Clark beweerde dat ongelijke behandeling van vrouwen “een van de grootste zwakheden van de burgerrechtenbeweging was.”
andere burgerdienstdedit
tijdens haar carrière bij dienstverlenende organisaties werkte ze ook voor de Tuberculosis Association en het Charleston Health Department. Ze was ook een actief lid van Alpha Kappa Alpha sorority. Clark stopte met werken bij de SCLC in 1970. Ze vroeg later om herstel van het pensioen en achtersalaris dat was geannuleerd toen ze werd ontslagen als leraar in 1956, die ze won. Later diende ze twee termijnen in de Charleston County School Board.in 1978 ontving Clark van het College van Charleston een eredoctoraat van humane letters. De Amerikaanse President Jimmy Carter kende Clark in 1979 een Living Legacy Award toe. In 1987 won haar tweede autobiografie Ready from Within: Septima Clark and the Civil Rights Movement (Wild Trees Press, 1986) de American Book Award.Septima P. Clark overleed op 15 December 1987. In een lofrede op de begrafenis beschreef de voorzitter van de Southern Christian Leadership Conference (SCLC) het belang van Clark ‘ s werk en haar relatie met de SCLC. Dominee Joseph Lowery beweerde dat” haar moedige en baanbrekende inspanningen op het gebied van burgerschapsonderwijs en interraciale samenwerking “won haar SCLC’ S Hoogste prijs, de drum Major for Justice Award.

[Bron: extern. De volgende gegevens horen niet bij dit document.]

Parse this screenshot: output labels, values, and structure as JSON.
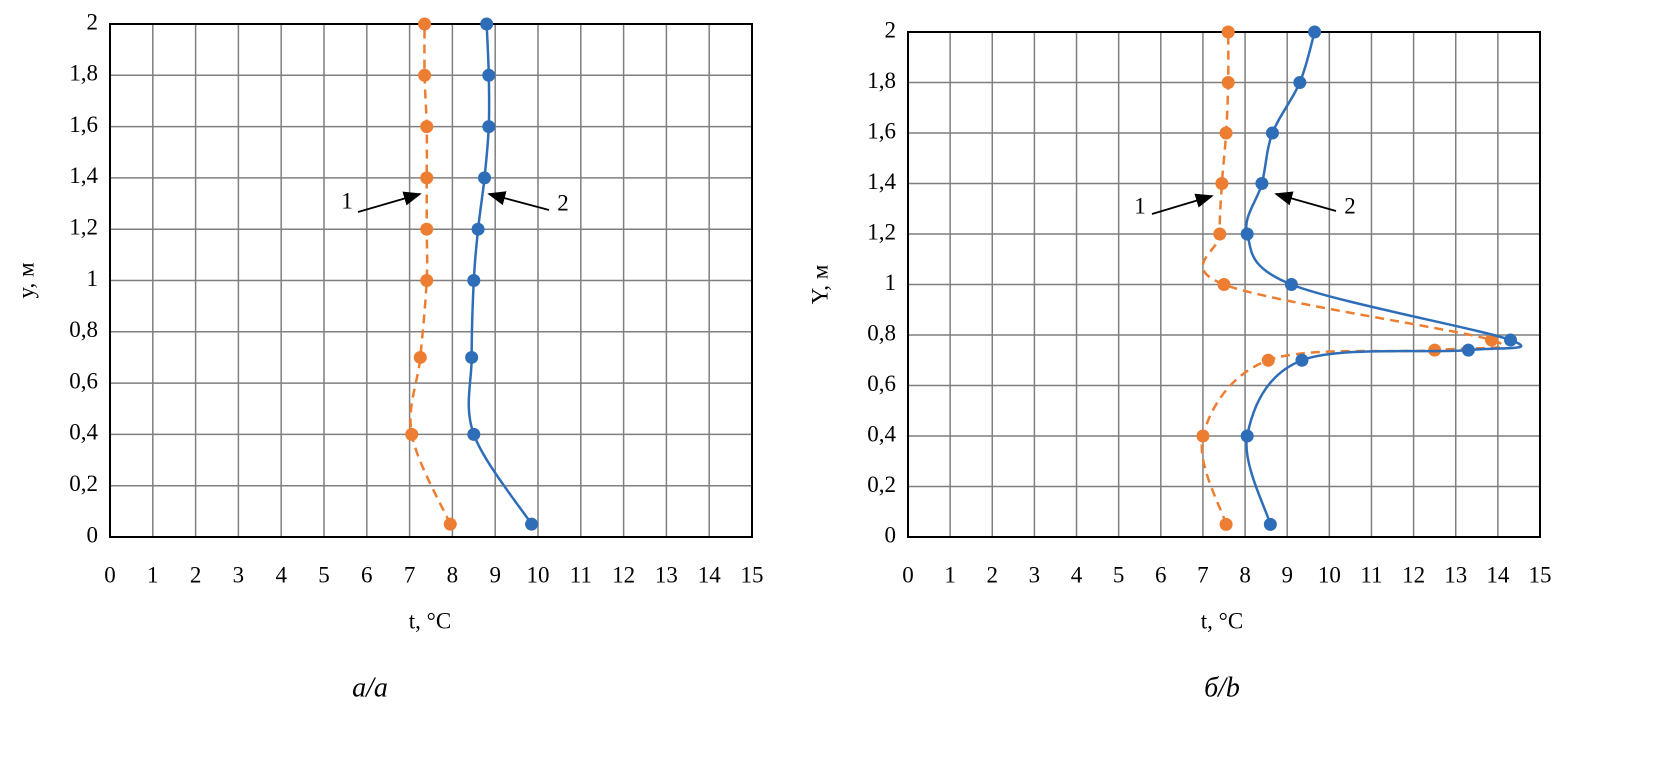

Ze werd begraven op de Old Bethel United Methodist Church Cemetery in Charleston, South Carolina.Clark had belangrijke relaties met andere zwarte activisten van de burgerrechtenbeweging, zoals Booker T. Washington en W. E. B. DuBois. Washington en Clark benadrukten beiden het belang van zelfverbetering vóór het belang van institutionele hervormingen. DuBois en Clark waren het eens over de nadruk op onderwijs als de belangrijkste benadering van de burgerrechtenbeweging.Septima Clark Public Charter School in Washington DC is naar haar vernoemd. Septima P. Clark Parkway (ook bekend als de Septima P. Clark Expressway) en Septima P. Clark Memorial Park in Charleston, SC, zijn naar haar vernoemd.
Minor planet 6238 Septimaclark, ontdekt door Eleanor Helin is naar haar vernoemd. De officiële naamgeving werd gepubliceerd door het Minor Planet Center op 8 November 2019 (M. P. C. 117229).